Tabloidnova.com - Bencana tsunami merenggut nyawa suami, orangtua dan melenyapkan seluruh harta yang ia miliki. Namun, musibah itu tak membuatnya surut langkah dan berpangku tangan. Perempuan kelahiran 4 September 1969 ini bangkit dan mencari peluang untuk mengangkat perekonomian keluarganya. Lewat produksi ikan kayu keumamah kemasan, Fauziah sukses dan meraih berbagai prestasi bergengsi.
Lama aku tinggal di Desa Lampulo, Kecamatan Kuta Raja, Banda Aceh, sebelum bencana tsunami 26 Desember 2004 lalu. Rumahku di Lampulo memang letaknya tak jauh dari bibir pantai, barangkali hanya berjarak sekitar 500 meter.
Seperti halnya ibu rumah tangga lain, aku pun sibuk mengurus keperluan rumah. Pekerjaan suamiku yang hanya melaut membuatku terkadang berupaya menambah uang jajan dengan membuat keripik dan kue untuk dijual.

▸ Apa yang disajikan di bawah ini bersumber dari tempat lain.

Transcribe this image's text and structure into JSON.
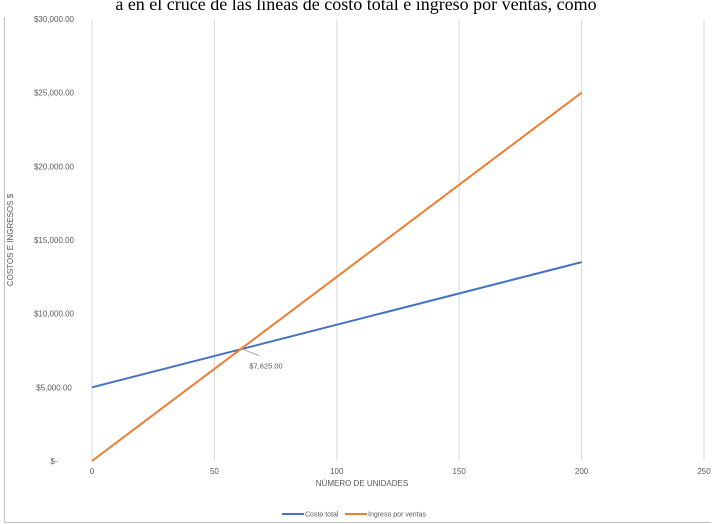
{
  "page": {
    "top_text": "a en el cruce de las líneas de costo total e ingreso por ventas, como"
  },
  "chart_data": {
    "type": "line",
    "title": "",
    "xlabel": "NÚMERO DE UNIDADES",
    "ylabel": "COSTOS E INGRESOS $",
    "xlim": [
      0,
      250
    ],
    "ylim": [
      0,
      30000
    ],
    "x_ticks": [
      0,
      50,
      100,
      150,
      200,
      250
    ],
    "x_tick_labels": [
      "0",
      "50",
      "100",
      "150",
      "200",
      "250"
    ],
    "y_ticks": [
      0,
      5000,
      10000,
      15000,
      20000,
      25000,
      30000
    ],
    "y_tick_labels": [
      "$-",
      "$5,000.00",
      "$10,000.00",
      "$15,000.00",
      "$20,000.00",
      "$25,000.00",
      "$30,000.00"
    ],
    "grid": "vertical",
    "legend_position": "bottom",
    "series": [
      {
        "name": "Costo total",
        "color": "#4472C4",
        "x": [
          0,
          200
        ],
        "y": [
          5000,
          13500
        ]
      },
      {
        "name": "Ingreso por ventas",
        "color": "#ED7D31",
        "x": [
          0,
          200
        ],
        "y": [
          0,
          25000
        ]
      }
    ],
    "annotation": {
      "x": 61,
      "y": 7625,
      "label": "$7,625.00"
    }
  }
}
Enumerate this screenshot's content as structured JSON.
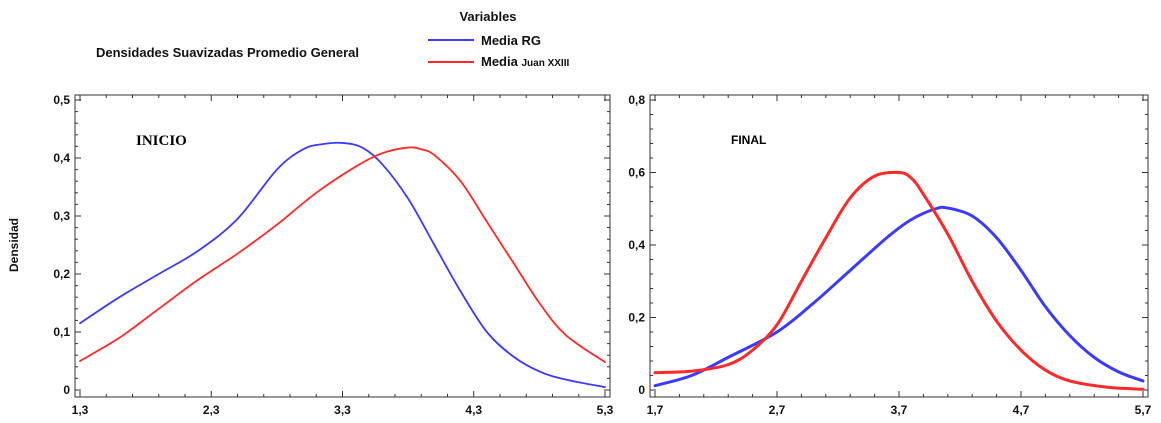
{
  "header": {
    "title": "Densidades Suavizadas Promedio General",
    "legend_title": "Variables",
    "legend": [
      {
        "main": "Media",
        "bold": "RG",
        "color": "#3b3bff"
      },
      {
        "main": "Media",
        "bold": "Juan XXIII",
        "color": "#ff2a2a"
      }
    ]
  },
  "colors": {
    "blue": "#3b3bff",
    "red": "#ff2a2a"
  },
  "chart_data": [
    {
      "type": "line",
      "annotation": "INICIO",
      "ylabel": "Densidad",
      "xlim": [
        1.3,
        5.3
      ],
      "ylim": [
        0,
        0.5
      ],
      "xticks": [
        "1,3",
        "2,3",
        "3,3",
        "4,3",
        "5,3"
      ],
      "yticks": [
        "0",
        "0,1",
        "0,2",
        "0,3",
        "0,4",
        "0,5"
      ],
      "series": [
        {
          "name": "Media RG",
          "color": "#3b3bff",
          "x": [
            1.3,
            1.6,
            1.9,
            2.2,
            2.5,
            2.8,
            3.0,
            3.15,
            3.3,
            3.45,
            3.6,
            3.8,
            4.0,
            4.2,
            4.4,
            4.6,
            4.8,
            5.0,
            5.3
          ],
          "y": [
            0.115,
            0.16,
            0.2,
            0.24,
            0.295,
            0.38,
            0.415,
            0.424,
            0.426,
            0.418,
            0.39,
            0.33,
            0.25,
            0.17,
            0.1,
            0.058,
            0.032,
            0.018,
            0.005
          ]
        },
        {
          "name": "Media Juan XXIII",
          "color": "#ff2a2a",
          "x": [
            1.3,
            1.6,
            1.9,
            2.2,
            2.5,
            2.8,
            3.1,
            3.4,
            3.6,
            3.8,
            3.9,
            4.0,
            4.2,
            4.4,
            4.6,
            4.8,
            5.0,
            5.3
          ],
          "y": [
            0.05,
            0.09,
            0.14,
            0.19,
            0.235,
            0.285,
            0.34,
            0.385,
            0.408,
            0.418,
            0.415,
            0.405,
            0.36,
            0.29,
            0.22,
            0.15,
            0.095,
            0.048
          ]
        }
      ]
    },
    {
      "type": "line",
      "annotation": "FINAL",
      "ylabel": "",
      "xlim": [
        1.7,
        5.7
      ],
      "ylim": [
        0,
        0.8
      ],
      "xticks": [
        "1,7",
        "2,7",
        "3,7",
        "4,7",
        "5,7"
      ],
      "yticks": [
        "0",
        "0,2",
        "0,4",
        "0,6",
        "0,8"
      ],
      "series": [
        {
          "name": "Media RG",
          "color": "#3b3bff",
          "x": [
            1.7,
            2.0,
            2.3,
            2.7,
            3.0,
            3.3,
            3.6,
            3.8,
            4.0,
            4.1,
            4.3,
            4.5,
            4.7,
            4.9,
            5.1,
            5.3,
            5.5,
            5.7
          ],
          "y": [
            0.012,
            0.04,
            0.09,
            0.16,
            0.24,
            0.33,
            0.42,
            0.47,
            0.5,
            0.502,
            0.48,
            0.42,
            0.33,
            0.23,
            0.15,
            0.09,
            0.05,
            0.025
          ]
        },
        {
          "name": "Media Juan XXIII",
          "color": "#ff2a2a",
          "x": [
            1.7,
            2.0,
            2.3,
            2.5,
            2.7,
            2.9,
            3.1,
            3.3,
            3.5,
            3.7,
            3.8,
            3.9,
            4.1,
            4.3,
            4.5,
            4.7,
            4.9,
            5.1,
            5.4,
            5.7
          ],
          "y": [
            0.048,
            0.052,
            0.07,
            0.11,
            0.18,
            0.3,
            0.42,
            0.53,
            0.59,
            0.6,
            0.585,
            0.54,
            0.43,
            0.3,
            0.19,
            0.11,
            0.055,
            0.025,
            0.008,
            0.002
          ]
        }
      ]
    }
  ]
}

Pagi itu, 26 Desember 2004, semuanya terasa sama seperti hari-hari biasa. Tak ada yang aneh. Suamiku, seperti biasa, sebelum melaut singgah ke warung kopi bersama teman-temannya. Keempat anakku, Farnida Ulfa, Amriadi, Fajriadi, dan Aris Munanda bersiap untuk beranjak ke sekolah. Sementara putri bungsuku (anak kelima), Erni Yulita yang masih berumur 5 bulan, selalu bersamaku.
Seingatku, waktu itu jam menunjukkan pukul 07.00 pagi. Tiba-tiba, bumi tempat kami berpijak terasa bergoyang karena gempa. Kami memang merasakan goncangan gempa yang cukup kuat. Cemas, akupun bergegas mencari anak-anak untuk keluar dari rumah, sementara gempa terus mengguncang tanpa henti.
Di luar rumah, kulihat orang-orang hilir mudik dilanda panik akibat gempa pagi itu. Selang beberapa waktu, gempa pun mulai mereda. Namun mendadak, terdengar teriakan air laut naik ke darat. Teriakan itu kencang. Tak pelak, semua orang bersicepat lari menyelamatkan diri, termasuk aku. Kubawa kelima anakku naik ke lantai dua rumah salah seorang tetangga.
Kapal di Atap
Duh, masih jelas terekam saat-saat yang sangat mencekam itu. Jantungku masih kerap berdebar-debar setiap kali mengingat lagi detik-detik musibah besar yang meluluhlantakkan Aceh itu. Di lantai dua rumah tetangga, kami berhimpun dalam kepanikan. Aku pasrah. Kuserahkan semuanya kepada Yang Di Atas, seraya merangkul kelima buah hatiku. Doa tak henti-henti keluar dari bibirku dan para tetangga yang sama-sama berkumpul.
Saat itu aku baru tersadar, suamiku tidak ada bersama kami! Perasaan kalut dan khawatir benar-benar membuatku seperti kehilangan akal. Napasku berat. Di luar, kulihat gelombang air laut yang semakin besar menerpa segala penjuru. Bahkan, dengan mata kepalaku sendiri, kulihat sebuah kapal terbawa arus dan mengarah ke rumah tempat aku dan anak-anak menyelamatkan diri.
Kapal itu makin mendekat lalu kandas di atas atap rumah. Aku bergegas memanjat atap rumah untuk membongkar seng rumah agar bisa keluar dan menjangkau perahu tersebut. Semua anak-anak kumasukkan ke dalam perahu tersebut. Ternyata, begitu aku memasuki perahu besar tersebut, sudah ada sekitar 50 orang lain yang sudah berada di kapal itu lebih dulu.
Terbawa gelombang air laut yang maha dahsyat, kapal itu tersangkut di atas rumah dan menjadi penyelamat kami. Aku dan anak-anakku selamat. Begitu juga beberapa keluarga lain yang juga menyelamatkan diri ke atas kapal tersebut. Kapal itu hingga kini masih ada di tempatnya, di atas atap rumah, dan menjadi saksi hidup kedahsyatan bencana tsunami yang melanda Aceh. Dan, kapal itu pulalah yang kemudian menjadi pendorong semangatku untuk bangkit dan melanjutkan hidup.